Tenemos que aprender a entrar en la sintonía del amor.
1Reyes, 12, 26-32; 13, 33-34; Sal. 105; Mc.
8, 1-10
Ante este texto del evangelio que hemos escuchado
tendríamos que comenzar por preguntarnos si hay amor de verdad en nuestro
corazón. Quien ama no es insensible y tantas veces vamos por la vida vemos
pasar tantos sufrimientos a nuestro lado que pareciera que tenemos cauterizado
el corazón para que no saliera a flote la sensibilidad de nuestro corazón.
Algunas veces nos hemos endurecido tanto que ya ni nos
preguntamos ni analizamos nuestra vida para ver realmente cuales son nuestras
reacciones y cuáles son nuestros sentimientos. Miramos con mucha facilidad para
otro lado para no ver aquello que no queremos ver. Creo que tenemos que ser muy críticos con nosotros
mismos y examinarnos bien pero ver cuál es nuestra cruda realidad de esa
insensibilidad que se nos haya podido meter de rondón en nuestro corazón.
Cuando hay amor en el corazón no podemos soportar el
sufrimiento de los demás y no nos podemos quedar quietos. Un cristiano
verdadero que se ha impregnado del amor de Cristo no será alguien que veamos
con los brazos cruzados. Ya sabemos que esa expresión de los brazos cruzados es
la de aquel que nada tiene que hacer o nada quiere hacer. Por eso nunca tendría
que ser la postura de un cristiano verdadero. El cristiano tiene que vivir en
otra sintonía.
Una multitud grande de gente se ha reunido en torno a
Jesús y no tienen nada que comer; están lejos de donde puedan encontrar algo
que satisfaga sus necesidades; en su entusiasmo por escuchar a Jesús han venido
de muchas partes y le han seguido días y días allá por donde vaya Jesús. Y
aparece toda la hondura del amor que hay en el corazón de Cristo. ‘Me da lástima de esta gente; llevan ya tres
días conmigo y no tienen que comer, y si los despido a sus casas en ayunas, se
van a desmayar por el camino’. Y por allá andan los discípulos más cercanos
a Jesús preguntándose. ‘¿Y de donde se
puede sacar pan, aquí, en despoblado, para
que se queden satisfechos?’
Parece imposible encontrar la solución. A la pregunta
de Jesús le dicen que solo hay siete panes. ¿Será eso suficiente para tantos?

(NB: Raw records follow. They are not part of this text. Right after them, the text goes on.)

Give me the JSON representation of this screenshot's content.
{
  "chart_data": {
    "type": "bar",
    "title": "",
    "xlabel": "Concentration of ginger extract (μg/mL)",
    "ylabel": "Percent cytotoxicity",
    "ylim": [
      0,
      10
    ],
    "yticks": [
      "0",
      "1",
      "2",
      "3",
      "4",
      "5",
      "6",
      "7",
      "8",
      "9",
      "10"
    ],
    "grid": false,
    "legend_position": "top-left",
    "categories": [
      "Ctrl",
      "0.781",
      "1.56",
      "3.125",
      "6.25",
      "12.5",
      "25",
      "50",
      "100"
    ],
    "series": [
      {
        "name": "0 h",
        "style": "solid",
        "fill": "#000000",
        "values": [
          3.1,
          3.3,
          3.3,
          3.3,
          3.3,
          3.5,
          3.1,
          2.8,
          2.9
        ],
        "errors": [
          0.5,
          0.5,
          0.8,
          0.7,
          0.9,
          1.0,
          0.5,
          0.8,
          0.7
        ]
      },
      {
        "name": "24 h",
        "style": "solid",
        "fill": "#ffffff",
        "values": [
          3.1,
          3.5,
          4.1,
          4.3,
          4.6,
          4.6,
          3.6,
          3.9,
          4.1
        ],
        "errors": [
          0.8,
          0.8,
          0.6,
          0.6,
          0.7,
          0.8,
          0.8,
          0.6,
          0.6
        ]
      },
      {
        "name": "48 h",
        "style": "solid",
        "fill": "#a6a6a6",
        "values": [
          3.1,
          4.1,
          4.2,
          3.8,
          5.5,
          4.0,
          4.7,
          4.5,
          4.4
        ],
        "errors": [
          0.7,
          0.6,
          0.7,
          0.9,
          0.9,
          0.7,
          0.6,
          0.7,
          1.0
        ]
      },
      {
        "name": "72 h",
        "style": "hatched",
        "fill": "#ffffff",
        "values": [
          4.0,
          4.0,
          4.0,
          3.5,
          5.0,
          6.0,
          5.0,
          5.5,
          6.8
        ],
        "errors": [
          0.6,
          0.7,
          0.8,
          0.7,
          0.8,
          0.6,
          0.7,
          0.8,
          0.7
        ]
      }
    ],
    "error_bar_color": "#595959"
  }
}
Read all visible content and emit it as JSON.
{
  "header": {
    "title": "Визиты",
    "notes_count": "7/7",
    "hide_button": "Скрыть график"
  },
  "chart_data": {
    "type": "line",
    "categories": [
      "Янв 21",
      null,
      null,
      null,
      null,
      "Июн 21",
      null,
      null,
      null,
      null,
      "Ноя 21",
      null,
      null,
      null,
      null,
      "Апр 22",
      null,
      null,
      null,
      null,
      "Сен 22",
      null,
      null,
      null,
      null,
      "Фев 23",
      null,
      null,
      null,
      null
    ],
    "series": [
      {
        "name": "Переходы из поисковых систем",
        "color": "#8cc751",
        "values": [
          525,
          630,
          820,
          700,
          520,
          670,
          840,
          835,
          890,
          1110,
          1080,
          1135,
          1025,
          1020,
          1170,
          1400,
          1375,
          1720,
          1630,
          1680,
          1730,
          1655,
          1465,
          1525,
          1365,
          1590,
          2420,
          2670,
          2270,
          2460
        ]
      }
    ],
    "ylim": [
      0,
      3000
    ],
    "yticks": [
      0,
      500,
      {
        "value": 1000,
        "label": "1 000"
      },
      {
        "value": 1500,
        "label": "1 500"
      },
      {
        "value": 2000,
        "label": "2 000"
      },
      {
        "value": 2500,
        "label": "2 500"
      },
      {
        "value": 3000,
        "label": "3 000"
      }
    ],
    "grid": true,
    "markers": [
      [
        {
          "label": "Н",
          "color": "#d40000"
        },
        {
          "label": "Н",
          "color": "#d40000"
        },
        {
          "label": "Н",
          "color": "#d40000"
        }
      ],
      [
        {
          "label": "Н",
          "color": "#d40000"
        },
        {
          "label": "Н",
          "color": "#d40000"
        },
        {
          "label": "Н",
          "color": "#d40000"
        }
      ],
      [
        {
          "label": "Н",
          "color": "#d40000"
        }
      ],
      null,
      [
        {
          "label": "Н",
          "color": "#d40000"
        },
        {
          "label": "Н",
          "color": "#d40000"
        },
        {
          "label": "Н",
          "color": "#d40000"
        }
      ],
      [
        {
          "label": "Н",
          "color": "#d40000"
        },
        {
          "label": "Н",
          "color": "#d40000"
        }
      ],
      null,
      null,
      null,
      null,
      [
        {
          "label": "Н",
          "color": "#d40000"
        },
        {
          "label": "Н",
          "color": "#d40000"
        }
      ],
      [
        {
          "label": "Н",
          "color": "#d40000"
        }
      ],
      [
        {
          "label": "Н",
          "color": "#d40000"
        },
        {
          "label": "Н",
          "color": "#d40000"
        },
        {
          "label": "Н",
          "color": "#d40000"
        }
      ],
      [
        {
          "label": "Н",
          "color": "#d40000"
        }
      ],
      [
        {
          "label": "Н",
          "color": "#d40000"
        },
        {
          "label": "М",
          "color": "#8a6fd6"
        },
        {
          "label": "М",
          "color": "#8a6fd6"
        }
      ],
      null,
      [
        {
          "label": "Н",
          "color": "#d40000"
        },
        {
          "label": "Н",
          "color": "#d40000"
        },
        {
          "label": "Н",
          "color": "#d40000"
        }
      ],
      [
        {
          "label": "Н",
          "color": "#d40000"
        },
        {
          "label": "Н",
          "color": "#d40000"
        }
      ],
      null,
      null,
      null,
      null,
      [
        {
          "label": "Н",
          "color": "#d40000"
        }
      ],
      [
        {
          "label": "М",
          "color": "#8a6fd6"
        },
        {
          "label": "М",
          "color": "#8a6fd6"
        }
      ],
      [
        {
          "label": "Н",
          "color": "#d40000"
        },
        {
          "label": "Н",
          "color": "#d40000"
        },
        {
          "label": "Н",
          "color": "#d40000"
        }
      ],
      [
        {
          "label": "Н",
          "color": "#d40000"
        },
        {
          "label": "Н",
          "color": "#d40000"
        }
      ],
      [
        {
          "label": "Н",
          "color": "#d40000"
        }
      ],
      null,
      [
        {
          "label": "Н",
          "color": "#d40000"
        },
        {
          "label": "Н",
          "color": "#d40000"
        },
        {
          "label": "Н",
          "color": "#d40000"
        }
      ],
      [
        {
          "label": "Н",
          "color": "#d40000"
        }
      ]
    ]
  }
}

Sin embargo los manda sentarse en el suelo. ‘Y
tomó los siete panes, pronunció la acción de gracias - como cuando cada día
se sentaban a la mesa para comer que se bendecía y se daba gracias a Dios -, los partió - como hace el padre o la
madre cuando parte el pan para repartirlo con los hijos -, y los fue dando a los discípulos para que los sirvieran - como unos hermanos le pasan el pan al hermano
que está al lado en ese espíritu de servicio que reina en la familia donde
todos son uno y parten y comparten - y
ellos se los sirvieron a la gente’.
El milagro del amor se obró y tomos comieron hasta
saciarse y hasta sobraron siete canastas. Es la multiplicación del amor. Es el
amor que no sabe estarse quieto. Es el amor que se crece cuando se da y no se
reserva solo para uno. Es el estilo nuevo que tendrán que tener sus discípulos.
Es el partir y repartir; es el repartir y el compartir; es el amar y el dejarse
conducir por las invectivas y las iniciativas del amor.
Cuánto podríamos hacer con la pobreza de nuestros
pequeños siete panes si fuéramos en verdad poniendo amor en nuestra vida.
Porque no nos quedaríamos quietos, porque buscaríamos la forma de hacer la vida
mejor para los que están a nuestro lado. En los tiempos de crisis y de
dificultades, de carencias y de pobrezas podemos quedarnos encerrados en
nosotros mismos y solo ver nuestra pobreza o nuestra necesidad y solo
preocuparme de mi mismos, o puedo abrir los ojos con una mirada nueva para ver
lo que hay a mi alrededor y entonces despertar la sensibilidad de mi corazón si
está lleno de amor y ponerme a buscar soluciones para los otros, y nuestra
solidaridad si es verdadera despertaría más solidaridad en los que están a mi
lado y se crearía una hermoso espiral del amor que iría creciendo y creciendo
para lograr ese mundo nuevo y mejor.
Tenemos que aprender a entrar en esa sintonía del amor.